Armin Abele als Vorsitzender der CDU Wasseralfingen bestätigt

Junge Mitglieder beleben den Ortsverband

Der Vorstand des CDU-Ortsverbands Wasseralfingen mit Winfried Mack
Der Vorstand des CDU-Ortsverbands Wasseralfingen mit Winfried Mack
Mit zwei Gemeinderäten und sechs Ortschaftsräten setzt sich die CDU Wasseralfingen für ihren Teilort ein. „Gerade in Wasseralfingen wurden mit Unterstützung der CDU richtungsweisende Projekte auf den Weg gebracht“, betont Armin Abele bei der Jahreshauptversammlung des CDU-Ortsverbands Wasseralfingen in der Traube in Onatsfeld. Dabei verweist er auf das Spieselbad, den Braunenberg-Campus, die Talschule oder das Baugebiet „Maiergasse“.

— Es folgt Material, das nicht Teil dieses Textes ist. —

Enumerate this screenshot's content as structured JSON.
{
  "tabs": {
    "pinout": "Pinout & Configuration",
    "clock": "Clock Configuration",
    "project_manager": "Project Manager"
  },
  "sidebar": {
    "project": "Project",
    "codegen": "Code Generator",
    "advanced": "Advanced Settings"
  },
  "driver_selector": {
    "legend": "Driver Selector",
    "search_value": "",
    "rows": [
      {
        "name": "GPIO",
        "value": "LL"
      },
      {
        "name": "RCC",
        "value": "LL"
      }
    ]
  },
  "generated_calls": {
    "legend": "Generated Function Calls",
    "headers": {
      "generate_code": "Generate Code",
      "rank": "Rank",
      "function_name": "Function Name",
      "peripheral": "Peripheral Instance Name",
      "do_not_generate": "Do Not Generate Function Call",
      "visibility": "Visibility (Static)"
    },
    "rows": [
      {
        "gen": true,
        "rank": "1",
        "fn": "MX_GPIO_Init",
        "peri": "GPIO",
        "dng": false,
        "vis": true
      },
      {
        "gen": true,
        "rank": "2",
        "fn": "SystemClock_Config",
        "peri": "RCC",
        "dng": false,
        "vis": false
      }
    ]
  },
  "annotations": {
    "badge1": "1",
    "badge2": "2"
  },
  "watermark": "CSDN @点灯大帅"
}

Armin Abele, der einstimmig als Vorsitzender bestätigt wurde, war es wichtig frischen Wind in die CDU zu bringen. So waren bei der Versammlung viele junge CDU-Mitglieder anwesend, von denen sich Robert Mičić direkt in den Vorstand als Schriftführer wählen ließ. Auch die treuen Mitglieder liegen Abele am Herzen und so bedankte er sich herzlich bei Maria Simon, die ihr Amt als Kassenprüferin mit 88 Jahren nun in jüngere Hände legte.

Als Stellvertreter von Abele, wurde Josef Anton Fuchs wiedergewählt. Beide vertreten die CDU im Aalener Gemeinderat und im Wasseralfinger Ortschaftsrat. Den Vorstand komplettieren Volker Braun als Schatzmeister, Peter Köditz und Claus Albrecht als Beisitzer und Dieter Sorg und Kai-Uwe Wagner als Kassenprüfer.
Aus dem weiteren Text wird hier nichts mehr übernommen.